Uhmm..Let's do comparative analysis

And a news clip from 2009: 

Dinayo muli ang taunang Oblation Run ng mga miyembro ng Alpha Phi Omega fraternity sa UP Diliman! Pero mas malalim raw ang kahulugan ng paghuhubad ng mga lumahok ngayon dahil ginagawa raw nila ito para sa pagbabago sa harap ng mga krisis sa bansa! Nagpa-Patrol, Niña Corpuz.

It says that once again, people flocked to see the annual Oblation Run of the APO Fraternity at the University of the Philippines, but this year, there seems to be a deeper meaning to running naked, because they believe that this will help bring about changes in the midst of crisis in the country.

You can see in that video that girls are squealing, covering their faces (quite hilarious that at 0:33 the girl is covering herself with a paper mask of the current vice president of the Philippines. Apparently, that year, I can't remember if it was the 50th or 100th anniversary of the fraternity and Vice President Binay was apparently participating in the run as well, which would be quite the sight because... yeah.

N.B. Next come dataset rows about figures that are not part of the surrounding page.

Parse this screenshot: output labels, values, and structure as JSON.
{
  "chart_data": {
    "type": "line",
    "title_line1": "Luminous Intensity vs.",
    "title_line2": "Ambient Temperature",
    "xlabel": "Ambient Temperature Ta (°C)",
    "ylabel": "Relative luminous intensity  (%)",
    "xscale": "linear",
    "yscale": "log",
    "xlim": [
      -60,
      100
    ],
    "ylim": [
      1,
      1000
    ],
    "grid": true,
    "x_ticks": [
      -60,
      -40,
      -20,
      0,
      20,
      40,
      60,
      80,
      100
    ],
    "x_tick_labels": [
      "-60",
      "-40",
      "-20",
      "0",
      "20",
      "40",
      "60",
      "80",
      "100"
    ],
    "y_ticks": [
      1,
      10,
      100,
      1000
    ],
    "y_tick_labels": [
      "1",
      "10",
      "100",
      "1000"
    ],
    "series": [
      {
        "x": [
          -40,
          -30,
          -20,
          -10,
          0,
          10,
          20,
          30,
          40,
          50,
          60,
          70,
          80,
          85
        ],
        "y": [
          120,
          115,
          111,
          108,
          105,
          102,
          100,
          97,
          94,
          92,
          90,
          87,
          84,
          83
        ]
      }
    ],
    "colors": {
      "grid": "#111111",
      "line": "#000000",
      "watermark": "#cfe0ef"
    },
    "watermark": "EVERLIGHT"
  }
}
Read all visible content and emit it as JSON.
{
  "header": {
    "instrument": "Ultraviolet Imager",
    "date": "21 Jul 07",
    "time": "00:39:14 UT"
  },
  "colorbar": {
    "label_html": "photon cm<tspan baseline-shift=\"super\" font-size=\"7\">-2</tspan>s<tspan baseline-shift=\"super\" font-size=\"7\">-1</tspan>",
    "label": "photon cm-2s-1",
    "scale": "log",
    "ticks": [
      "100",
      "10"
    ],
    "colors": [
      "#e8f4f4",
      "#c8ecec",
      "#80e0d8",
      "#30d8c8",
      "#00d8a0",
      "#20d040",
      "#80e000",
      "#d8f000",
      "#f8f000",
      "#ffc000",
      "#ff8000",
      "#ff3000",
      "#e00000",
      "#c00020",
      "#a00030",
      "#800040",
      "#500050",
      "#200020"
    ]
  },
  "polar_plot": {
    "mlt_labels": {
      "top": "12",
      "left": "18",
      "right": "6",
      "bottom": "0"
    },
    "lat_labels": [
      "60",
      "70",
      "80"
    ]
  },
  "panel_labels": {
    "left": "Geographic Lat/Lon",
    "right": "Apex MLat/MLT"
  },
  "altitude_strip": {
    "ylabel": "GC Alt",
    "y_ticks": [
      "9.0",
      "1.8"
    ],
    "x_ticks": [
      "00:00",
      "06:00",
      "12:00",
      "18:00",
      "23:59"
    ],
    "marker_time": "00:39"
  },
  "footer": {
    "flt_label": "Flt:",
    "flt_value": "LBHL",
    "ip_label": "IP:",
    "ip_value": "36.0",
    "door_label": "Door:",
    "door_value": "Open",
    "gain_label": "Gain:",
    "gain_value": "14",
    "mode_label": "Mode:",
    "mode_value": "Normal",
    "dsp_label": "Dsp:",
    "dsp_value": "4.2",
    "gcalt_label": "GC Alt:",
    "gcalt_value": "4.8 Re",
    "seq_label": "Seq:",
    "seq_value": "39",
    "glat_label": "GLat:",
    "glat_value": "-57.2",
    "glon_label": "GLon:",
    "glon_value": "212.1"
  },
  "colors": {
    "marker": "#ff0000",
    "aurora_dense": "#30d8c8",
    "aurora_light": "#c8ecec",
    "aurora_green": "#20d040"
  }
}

But I'm not sure if he was there because you can't tell the guys' faces because of the masks... unless of course you know them by their penises which would be quite hilarious), and yes even guys were squealing. The girl interviewed says "It's much bigger this year than last year!!!". The guy says that he loved seeing "the show" (I forgot the english equivalent of the word kinilig), and more girls loved getting the aforementioned rose (including a couple of foreigners who I guess went to the university just to see it... not a rare sight at that time haha) But the biggest reason for the run is to shed light on the issues.